Researchers say switchgrass has much to recommend it over corn, the source of almost all U.S. ethanol. For one thing, it isn’t also food – the ethanol-driven demand for corn has pushed up prices on a range of food items. For another, switchgrass requires little of the irrigation and fertilizer necessary to grow corn, a prima donna among crops.

Environmentalists have also praised the plant for the ability of its roots to filter out pollutants that often wash off farm fields.

“It’s better for the land. It’s better for the water,” said Josh Dorner, a Sierra Club spokesman. Compared to corn, he said, “it’s far and away the way to go.”

Virginia has relatively little switchgrass planted – fewer than 20 farmers are thought to be growing it on less than 1,000 acres. But Virginia Tech scientists say the grass could play a major role in creating a massive biofuel economy.

In a recent white paper, they suggested that switchgrass, along with woodchips, could provide a quarter of Virginia’s gas, diesel fuel and heating oil needs and support 68 small fuel refineries in the state. Researchers estimated that the new fuel sources could create 10,500 jobs, including for farmers, truck drivers and refinery workers.

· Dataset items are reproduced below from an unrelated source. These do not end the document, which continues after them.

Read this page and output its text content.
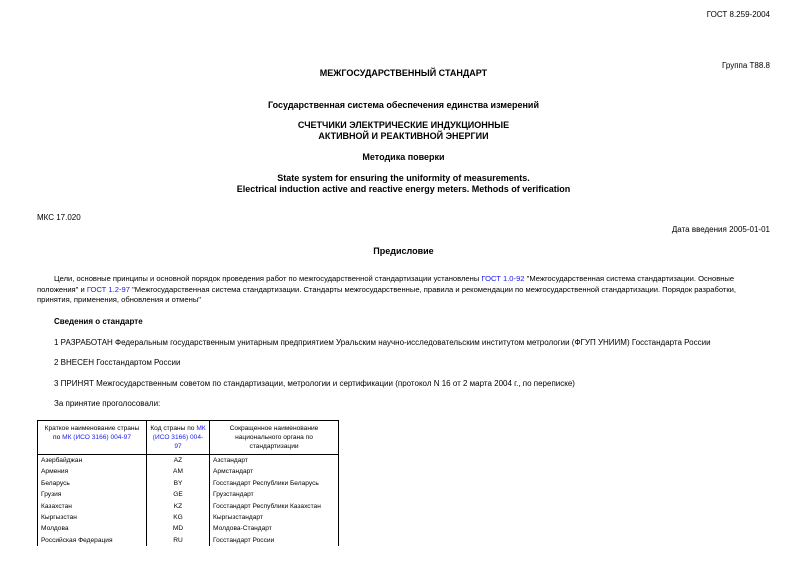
ГОСТ 8.259-2004
МЕЖГОСУДАРСТВЕННЫЙ СТАНДАРТ
Группа Т88.8
Государственная система обеспечения единства измерений
СЧЕТЧИКИ ЭЛЕКТРИЧЕСКИЕ ИНДУКЦИОННЫЕ
АКТИВНОЙ И РЕАКТИВНОЙ ЭНЕРГИИ
Методика поверки
State system for ensuring the uniformity of measurements.
Electrical induction active and reactive energy meters. Methods of verification
МКС 17.020
Дата введения 2005-01-01
Предисловие

Цели, основные принципы и основной порядок проведения работ по межгосударственной стандартизации установлены ГОСТ 1.0-92 "Межгосударственная система стандартизации. Основные положения" и ГОСТ 1.2-97 "Межгосударственная система стандартизации. Стандарты межгосударственные, правила и рекомендации по межгосударственной стандартизации. Порядок разработки, принятия, применения, обновления и отмены"

Сведения о стандарте
1 РАЗРАБОТАН Федеральным государственным унитарным предприятием Уральским научно-исследовательским институтом метрологии (ФГУП УНИИМ) Госстандарта России
2 ВНЕСЕН Госстандартом России
3 ПРИНЯТ Межгосударственным советом по стандартизации, метрологии и сертификации (протокол N 16 от 2 марта 2004 г., по переписке)
За принятие проголосовали:
Краткое наименование страны по МК (ИСО 3166) 004-97	Код страны по МК (ИСО 3166) 004-97	Сокращенное наименование национального органа по стандартизации
Азербайджан	AZ	Азстандарт
Армения	AM	Армстандарт
Беларусь	BY	Госстандарт Республики Беларусь
Грузия	GE	Грузстандарт
Казахстан	KZ	Госстандарт Республики Казахстан
Кыргызстан	KG	Кыргызстандарт
Молдова	MD	Молдова-Стандарт
Российская Федерация	RU	Госстандарт России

One reason for the optimism is obvious at the Virginia Tech research center in Orange. Months of dry weather had stunted the corn, but the switchgrass was still green and tall.

In the southern part of the state, officials are especially eager. They have been ready to embrace a new crop since tobacco, a standby since colonial times, began to fade. And now comes a crop that embraces them: Virginia Tech data show that, because of the state’s relatively mild climate, switchgrass might grow much better in Virginia than in Iowa.

Overcoming obstacles

There’s just one thing missing from the plans to make Virginia an epicenter of ethanol production. That, unfortunately, is ethanol.

The process of turning plants into fuel is a lot like turning them into liquor, scientists say: Sugars are extracted and fermented, producing alcohol. The problem with switchgrass is that its sugars are locked up chemically and are much harder to extract than those in corn.

Scientists have not found a way to produce solutions with the right concentrations of alcohol from switchgrass, said George Douglas, a spokesman for the National Renewable Energy Laboratory in Colorado.

“We can get to a beer, about a 5 percent alcohol solution,” Douglas said. “We’d like to be able to get to a wine. We’d like to be able to get to about a 15 percent solution.”

Another obstacle, Douglas said, is that the first commercial factory for switchgrass-based ethanol might not arrive for at least five years.

In Virginia, that prospect has left many farmers leery of planting the crop. It can take several years for the stalks to mature, so fields would remain idle while farmers hope for a payoff from a market that doesn’t exist.